Un puño se hundió en el estómago de Lord.
Se dobló en dos, con el aire estrangulándole la garganta. Sintió nauseas. La fuerza del golpe lo arrojó contra la pared opuesta, naciendo que su cabeza chocara con fuerza contra el cristal de la ventana y que se le fuera un momento la visión.
Quedó sentado en la tapa del váter.
Párpado Gacho se metió en el servicio y cerró la puerta.
– Vamos a terminar de una vez, señor Lord.
Lord consiguió asir el maletín y, por un momento, pensó en utilizarlo para asestarle un golpe ascendente a su enemigo, pero el margen de maniobra que tenía era tan corto, que el golpe no habría surtido ningún efecto. Empezaba a faltarle aire en los pulmones. La conmoción inicial se vio reemplazada por el miedo. Un terror helado, escalofriante.
En la mano de Párpado Gacho se abrió una navaja.
Sólo sería un momento.
La mirada de Lord se trasladó al desinfectante. Hinchó el pecho, agarró el envase y utilizó el spray contra el rostro de su asaltante. El vapor cáustico le entró en los ojos a Párpado Gacho, que profirió un alarido. Lord le propinó un rodillazo en la entrepierna. Párpado Gacho se dobló en dos y se le cayó la navaja de la mano, al suelo de losetas. Lord aferró el maletín con ambas manos y le aplicó a su rival un tremendo golpe descendente. Párpado Gacho cayó hacia delante.
Lord repitió el golpe. Y volvió a repetirlo.
Luego saltó por encima del cuerpo de Párpado Gacho y abrió la puerta corredera para salir al pasillo. Esperándolo estaba Cromañón, con la misma frente huidiza y la misma nariz abultada del día antes.
– ¿Tiene usted mucha prisa, señor Lord?
Aplicó un puntapié en la rodilla del ruso, haciéndolo caer. A su derecha había un samovar de plata que desprendía vapor y un escanciador de cristal, listo para atender a los clientes que quisieran café. Le arrojó el agua hirviendo a Cromañón.
El hombre gritó de dolor.
Lord echó a correr en la dirección opuesta, hacia la salida que había junto al servicio.

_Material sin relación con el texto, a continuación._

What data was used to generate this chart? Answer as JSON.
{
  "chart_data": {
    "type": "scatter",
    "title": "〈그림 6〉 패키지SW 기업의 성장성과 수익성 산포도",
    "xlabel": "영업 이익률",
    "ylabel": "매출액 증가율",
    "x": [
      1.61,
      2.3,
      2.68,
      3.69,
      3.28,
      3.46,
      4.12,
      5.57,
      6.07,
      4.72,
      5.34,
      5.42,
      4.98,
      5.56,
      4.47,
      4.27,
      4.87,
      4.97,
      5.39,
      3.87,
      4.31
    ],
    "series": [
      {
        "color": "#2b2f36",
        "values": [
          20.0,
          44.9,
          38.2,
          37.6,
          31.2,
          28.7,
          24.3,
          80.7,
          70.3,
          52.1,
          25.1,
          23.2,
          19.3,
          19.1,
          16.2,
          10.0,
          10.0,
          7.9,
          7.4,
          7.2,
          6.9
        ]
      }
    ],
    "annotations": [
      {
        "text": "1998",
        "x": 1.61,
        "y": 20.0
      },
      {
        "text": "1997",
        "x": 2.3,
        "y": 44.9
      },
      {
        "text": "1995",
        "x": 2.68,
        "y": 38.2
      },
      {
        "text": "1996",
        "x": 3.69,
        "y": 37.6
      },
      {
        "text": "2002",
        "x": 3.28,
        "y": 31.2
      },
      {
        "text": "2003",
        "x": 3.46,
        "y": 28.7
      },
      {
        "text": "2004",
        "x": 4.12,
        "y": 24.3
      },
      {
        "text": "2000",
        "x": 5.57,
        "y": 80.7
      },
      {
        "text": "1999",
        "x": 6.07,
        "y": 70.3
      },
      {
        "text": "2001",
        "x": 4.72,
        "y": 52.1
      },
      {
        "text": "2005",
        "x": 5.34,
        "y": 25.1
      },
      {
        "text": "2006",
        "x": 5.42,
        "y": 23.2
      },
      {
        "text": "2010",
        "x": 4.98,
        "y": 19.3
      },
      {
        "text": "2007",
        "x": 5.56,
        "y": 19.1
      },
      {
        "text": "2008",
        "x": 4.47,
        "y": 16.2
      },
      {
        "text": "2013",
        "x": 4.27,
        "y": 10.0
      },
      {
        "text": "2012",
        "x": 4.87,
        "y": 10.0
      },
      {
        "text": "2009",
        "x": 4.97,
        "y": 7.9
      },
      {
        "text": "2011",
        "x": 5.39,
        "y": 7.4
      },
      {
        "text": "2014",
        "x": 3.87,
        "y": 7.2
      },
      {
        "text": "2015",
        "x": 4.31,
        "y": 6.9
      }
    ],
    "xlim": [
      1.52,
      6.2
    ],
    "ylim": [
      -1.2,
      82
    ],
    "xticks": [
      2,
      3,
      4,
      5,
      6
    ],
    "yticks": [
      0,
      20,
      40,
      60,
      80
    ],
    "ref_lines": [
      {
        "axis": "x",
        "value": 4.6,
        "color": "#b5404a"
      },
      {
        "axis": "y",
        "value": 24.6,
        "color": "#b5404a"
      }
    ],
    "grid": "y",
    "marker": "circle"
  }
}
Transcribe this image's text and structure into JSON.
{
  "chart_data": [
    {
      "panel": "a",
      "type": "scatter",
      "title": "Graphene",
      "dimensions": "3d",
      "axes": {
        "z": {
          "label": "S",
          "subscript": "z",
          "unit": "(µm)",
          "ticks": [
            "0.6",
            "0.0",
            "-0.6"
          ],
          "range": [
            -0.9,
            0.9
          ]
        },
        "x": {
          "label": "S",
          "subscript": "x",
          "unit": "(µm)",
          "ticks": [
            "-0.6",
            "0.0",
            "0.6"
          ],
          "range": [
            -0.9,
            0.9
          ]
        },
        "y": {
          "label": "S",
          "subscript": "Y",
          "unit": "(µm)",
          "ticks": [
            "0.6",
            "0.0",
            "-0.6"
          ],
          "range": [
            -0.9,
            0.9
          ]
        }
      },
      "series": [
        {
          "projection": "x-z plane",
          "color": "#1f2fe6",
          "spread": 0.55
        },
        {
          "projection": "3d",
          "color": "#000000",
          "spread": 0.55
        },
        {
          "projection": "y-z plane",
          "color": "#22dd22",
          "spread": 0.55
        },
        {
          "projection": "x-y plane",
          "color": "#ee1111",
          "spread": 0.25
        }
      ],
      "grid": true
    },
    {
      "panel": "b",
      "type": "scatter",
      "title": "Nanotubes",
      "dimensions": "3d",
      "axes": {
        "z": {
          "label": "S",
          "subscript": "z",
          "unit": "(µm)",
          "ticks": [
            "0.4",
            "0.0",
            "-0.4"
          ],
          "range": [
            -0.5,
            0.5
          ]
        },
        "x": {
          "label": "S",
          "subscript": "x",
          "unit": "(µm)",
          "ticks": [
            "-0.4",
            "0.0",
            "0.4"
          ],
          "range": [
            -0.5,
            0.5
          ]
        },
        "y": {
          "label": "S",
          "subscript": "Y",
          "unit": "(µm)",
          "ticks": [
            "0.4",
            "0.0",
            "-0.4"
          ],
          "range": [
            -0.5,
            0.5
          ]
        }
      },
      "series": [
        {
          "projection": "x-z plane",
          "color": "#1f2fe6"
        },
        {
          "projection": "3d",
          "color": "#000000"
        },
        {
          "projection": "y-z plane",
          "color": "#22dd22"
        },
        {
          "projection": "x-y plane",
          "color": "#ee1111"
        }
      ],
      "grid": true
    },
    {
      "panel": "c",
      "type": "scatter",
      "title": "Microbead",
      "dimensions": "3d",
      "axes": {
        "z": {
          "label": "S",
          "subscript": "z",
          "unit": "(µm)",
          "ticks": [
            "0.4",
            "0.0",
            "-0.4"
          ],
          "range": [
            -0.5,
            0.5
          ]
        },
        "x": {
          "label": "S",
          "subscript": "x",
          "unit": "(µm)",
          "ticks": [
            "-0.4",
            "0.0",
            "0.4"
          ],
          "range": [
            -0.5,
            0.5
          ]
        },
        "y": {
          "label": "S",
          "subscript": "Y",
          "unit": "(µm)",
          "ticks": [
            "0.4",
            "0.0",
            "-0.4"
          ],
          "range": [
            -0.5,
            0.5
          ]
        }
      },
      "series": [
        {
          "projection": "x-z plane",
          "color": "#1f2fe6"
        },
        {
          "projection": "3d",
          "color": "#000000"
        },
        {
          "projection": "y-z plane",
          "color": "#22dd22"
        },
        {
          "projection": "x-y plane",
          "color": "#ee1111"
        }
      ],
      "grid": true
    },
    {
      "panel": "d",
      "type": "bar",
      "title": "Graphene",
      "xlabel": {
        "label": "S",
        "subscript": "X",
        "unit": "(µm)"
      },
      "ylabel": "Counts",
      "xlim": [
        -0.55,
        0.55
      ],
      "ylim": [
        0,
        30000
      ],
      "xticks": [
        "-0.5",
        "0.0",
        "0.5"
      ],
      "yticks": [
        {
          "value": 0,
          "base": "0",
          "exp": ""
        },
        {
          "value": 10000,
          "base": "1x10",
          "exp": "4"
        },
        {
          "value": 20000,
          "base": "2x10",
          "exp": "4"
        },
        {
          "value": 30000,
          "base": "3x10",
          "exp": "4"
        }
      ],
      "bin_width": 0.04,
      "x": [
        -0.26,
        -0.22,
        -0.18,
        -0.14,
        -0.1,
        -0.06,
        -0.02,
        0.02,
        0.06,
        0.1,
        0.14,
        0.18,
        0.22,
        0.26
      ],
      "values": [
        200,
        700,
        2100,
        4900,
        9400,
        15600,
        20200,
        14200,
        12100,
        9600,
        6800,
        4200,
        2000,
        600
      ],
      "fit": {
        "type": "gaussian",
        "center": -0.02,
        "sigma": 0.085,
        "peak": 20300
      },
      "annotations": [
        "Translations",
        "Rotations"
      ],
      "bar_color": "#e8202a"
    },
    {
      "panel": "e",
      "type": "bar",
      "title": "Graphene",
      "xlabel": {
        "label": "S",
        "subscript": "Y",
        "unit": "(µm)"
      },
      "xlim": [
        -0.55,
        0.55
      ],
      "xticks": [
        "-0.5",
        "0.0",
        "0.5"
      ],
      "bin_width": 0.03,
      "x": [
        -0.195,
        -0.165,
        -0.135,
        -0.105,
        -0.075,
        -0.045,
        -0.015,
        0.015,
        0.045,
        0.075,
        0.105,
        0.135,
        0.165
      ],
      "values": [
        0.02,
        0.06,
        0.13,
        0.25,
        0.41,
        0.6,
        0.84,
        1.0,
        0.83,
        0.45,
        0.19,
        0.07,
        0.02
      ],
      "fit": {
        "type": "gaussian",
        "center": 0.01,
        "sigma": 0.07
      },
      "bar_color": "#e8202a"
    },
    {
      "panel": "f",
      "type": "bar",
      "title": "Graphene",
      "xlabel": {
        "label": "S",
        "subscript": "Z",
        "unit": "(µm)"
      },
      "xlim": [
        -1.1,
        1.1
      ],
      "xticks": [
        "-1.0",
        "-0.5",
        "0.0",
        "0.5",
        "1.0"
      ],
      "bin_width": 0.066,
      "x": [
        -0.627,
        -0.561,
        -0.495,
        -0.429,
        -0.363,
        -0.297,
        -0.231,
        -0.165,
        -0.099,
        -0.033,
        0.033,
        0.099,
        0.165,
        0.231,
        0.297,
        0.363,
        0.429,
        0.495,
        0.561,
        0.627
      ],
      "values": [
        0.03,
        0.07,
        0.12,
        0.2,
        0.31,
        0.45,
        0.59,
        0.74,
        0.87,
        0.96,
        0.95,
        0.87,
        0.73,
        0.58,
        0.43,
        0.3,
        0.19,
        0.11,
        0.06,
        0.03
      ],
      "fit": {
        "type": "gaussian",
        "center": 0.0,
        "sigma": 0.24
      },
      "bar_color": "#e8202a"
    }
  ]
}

Oyó que Párpado Gacho se levantaba del suelo, llamando a voces a Cromañón.
Abandonó el coche cama y siguió su carrera por el vagón siguiente, a toda la velocidad que le permitía la estrechez del pasillo. Iba con la esperanza de que apareciese algún empleado. Nadie. Sin soltar el maletín de mano, alcanzó la puerta de comunicación con el vagón contiguo. A sus espaldas, oyó el ruido de la puerta del otro extremo, al abrirse, y vio que sus dos perseguidores porfiaban en su empeño.